Learning to truly forgive someone is a hard but necessary undertaking.
To do lists will always be my preferred source of organization — even though I’m constantly losing or having to rewrite them.
The floor boards of my apartment will someday collapse due to the weight of my bookcases.
There is no reason to worry about how others perceive you, instead, focus on what you think of yourself. It’s much less work and much more satisfying.
“The Atonement” soundtrack is an emotional roller coaster.
If I’m not realistic about the amount of work I can commit to, I will overdue it and burn out. And how sad would that be? To lose my passion for writing and advocacy! This is why it’s so important for me to stay active and social in order to stay balanced. As David Allen once said, “You can do anything, but you can’t do everything.”
Yoga is a superpower. I don’t quite know what it does sometimes, but its influence has brought calm and enlightenment far beyond my mat.
The worst thing someone can say is no. Ask for that well-deserved raise, approach someone about a date, pitch your dream project! You have everything you need to succeed, it just comes down to having the guts to actually pursue it.
Communication is EVERYTHING! If you don’t know, just ask!
Some nights are for beers and dancing, other nights are for Netflix marathons and avocado pajamas.
It’s okay to say no to the things that don’t serve you. There is nothing unkind or selfish about taking care of yourself.
I will never understand how some people don’t eat breakfast. I’m hungry within 11 minutes of waking up every single day and so are my cats.
Learning to be on my own team is one of the best things I’ve ever done for myself. So even now, when the tendency to rail against my faults sets in, I take a break, go for a walk, and begin again. This is something yoga has taught me, that I can always begin again.

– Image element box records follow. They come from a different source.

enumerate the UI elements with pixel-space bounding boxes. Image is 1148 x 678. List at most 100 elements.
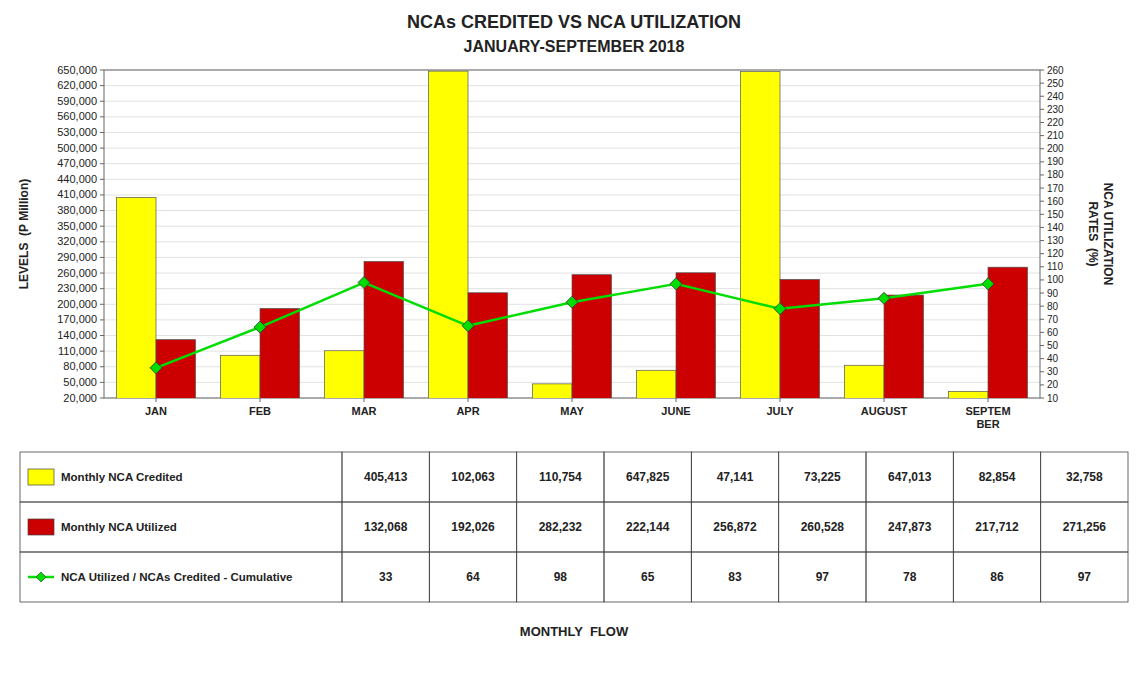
table-cell [429, 502, 516, 552]
table-value: 647,013 [888, 470, 932, 484]
table-cell [866, 502, 953, 552]
table-value: 32,758 [1066, 470, 1103, 484]
x-tick [156, 398, 157, 402]
y-tick [100, 288, 104, 289]
bar [220, 355, 260, 398]
y2-tick [1040, 109, 1044, 110]
y2-tick-label: 230 [1047, 104, 1064, 115]
table-value: 247,873 [888, 520, 932, 534]
y-tick-label: 320,000 [57, 235, 97, 247]
text-line: MAY [560, 405, 584, 417]
text-line: MAR [351, 405, 376, 417]
grid-line [104, 116, 1040, 117]
text-line: FEB [249, 405, 271, 417]
bar [988, 267, 1028, 398]
y2-tick [1040, 70, 1044, 71]
y2-tick-label: 260 [1047, 65, 1064, 76]
x-tick [988, 398, 989, 402]
table-cell [866, 552, 953, 602]
table-cell [1041, 452, 1128, 502]
y-tick [100, 319, 104, 320]
y2-tick [1040, 83, 1044, 84]
marker [566, 296, 578, 308]
text-line: AUGUST [861, 405, 908, 417]
y-tick-label: 80,000 [63, 360, 97, 372]
y-tick-label: 290,000 [57, 251, 97, 263]
x-tick [572, 398, 573, 402]
table-cell [953, 452, 1040, 502]
y-tick [100, 304, 104, 305]
x-tick [260, 398, 261, 402]
y-tick-label: 440,000 [57, 173, 97, 185]
text-line: JAN [145, 405, 167, 417]
y-tick [100, 179, 104, 180]
y-tick-label: 170,000 [57, 313, 97, 325]
y-tick [100, 116, 104, 117]
x-tick [364, 398, 365, 402]
marker [358, 277, 370, 289]
y2-tick-label: 170 [1047, 183, 1064, 194]
y-tick-label: 560,000 [57, 110, 97, 122]
x-tick-label: JULY [766, 405, 794, 417]
grid-line [104, 210, 1040, 211]
text-line: JUNE [661, 405, 690, 417]
bar [636, 370, 676, 398]
y2-tick [1040, 384, 1044, 385]
table-value: 82,854 [979, 470, 1016, 484]
y2-tick-label: 220 [1047, 117, 1064, 128]
table-value: 222,144 [626, 520, 670, 534]
marker [982, 278, 994, 290]
grid-line [104, 132, 1040, 133]
bar [572, 275, 612, 398]
table-cell [342, 552, 429, 602]
table-value: 86 [990, 570, 1004, 584]
chart: NCAs CREDITED VS NCA UTILIZATIONJANUARY-… [0, 0, 1148, 678]
y2-tick-label: 100 [1047, 274, 1064, 285]
y2-tick [1040, 188, 1044, 189]
table-cell [604, 452, 691, 502]
y2-tick [1040, 201, 1044, 202]
table-value: 110,754 [539, 470, 582, 484]
table-value: 217,712 [975, 520, 1019, 534]
y2-tick-label: 130 [1047, 235, 1064, 246]
bar [156, 340, 196, 398]
y-tick [100, 101, 104, 102]
y-tick [100, 382, 104, 383]
table-value: 47,141 [717, 470, 754, 484]
y-tick [100, 163, 104, 164]
legend-swatch-marker [36, 572, 46, 582]
y2-tick-label: 180 [1047, 169, 1064, 180]
y2-tick-label: 10 [1047, 393, 1059, 404]
y2-tick [1040, 266, 1044, 267]
bar [324, 351, 364, 398]
grid-line [104, 273, 1040, 274]
x-tick-label: APR [456, 405, 479, 417]
x-tick [780, 398, 781, 402]
x-tick-label: MAR [351, 405, 376, 417]
y2-tick [1040, 161, 1044, 162]
table-cell [517, 452, 604, 502]
y2-tick [1040, 227, 1044, 228]
x-tick-label: FEB [249, 405, 271, 417]
table-cell [779, 502, 866, 552]
data-table: Monthly NCA Credited405,413102,063110,75… [20, 452, 1128, 602]
grid-line [104, 194, 1040, 195]
y2-tick-label: 140 [1047, 222, 1064, 233]
table-value: 102,063 [451, 470, 495, 484]
text-line: NCA UTILIZATION [1101, 183, 1115, 286]
y-tick [100, 194, 104, 195]
y2-axis-label-group: NCA UTILIZATIONRATES (%) [1086, 183, 1115, 286]
y2-tick-label: 80 [1047, 301, 1059, 312]
y2-tick [1040, 240, 1044, 241]
y-tick-label: 410,000 [57, 188, 97, 200]
table-cell [1041, 552, 1128, 602]
table-value: 271,256 [1063, 520, 1107, 534]
x-tick [884, 398, 885, 402]
grid-line [104, 179, 1040, 180]
legend-swatch [28, 469, 54, 485]
table-value: 647,825 [626, 470, 670, 484]
bar [780, 279, 820, 398]
legend-entry: Monthly NCA Credited [61, 471, 183, 483]
y2-tick [1040, 214, 1044, 215]
table-cell [604, 502, 691, 552]
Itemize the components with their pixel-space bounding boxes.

Zabie Yamasaki told me: “If it’s the first thing you think about when you wake up and the last thing that occupies your thoughts before you drift off to sleep, then it’s the thing you’re meant to spend your life pursuing.” I sometimes look back with nervousness and think, “What if I hadn’t randomly taken that one journalism class? I would have missed out on such a great love.” For seven years, writing has given me the space to create, rally against injustice, remember my loved ones, and heal. I am indebted to its influence on my life.
Death is an incredible motivator. I know, WOAH! What a turn! Hear me out. After losing my uncle, I realized just how precious time is. It’s made me stop fearing death (which is very liberating in itself) and see it as a motivator to live everyday bravely, passionately, and without regrets. If I can do something today, I will do it today! So that when I’m 75, I will look back on the endless albums of adventure I’ve curated rather than a list of things I wish I would have done.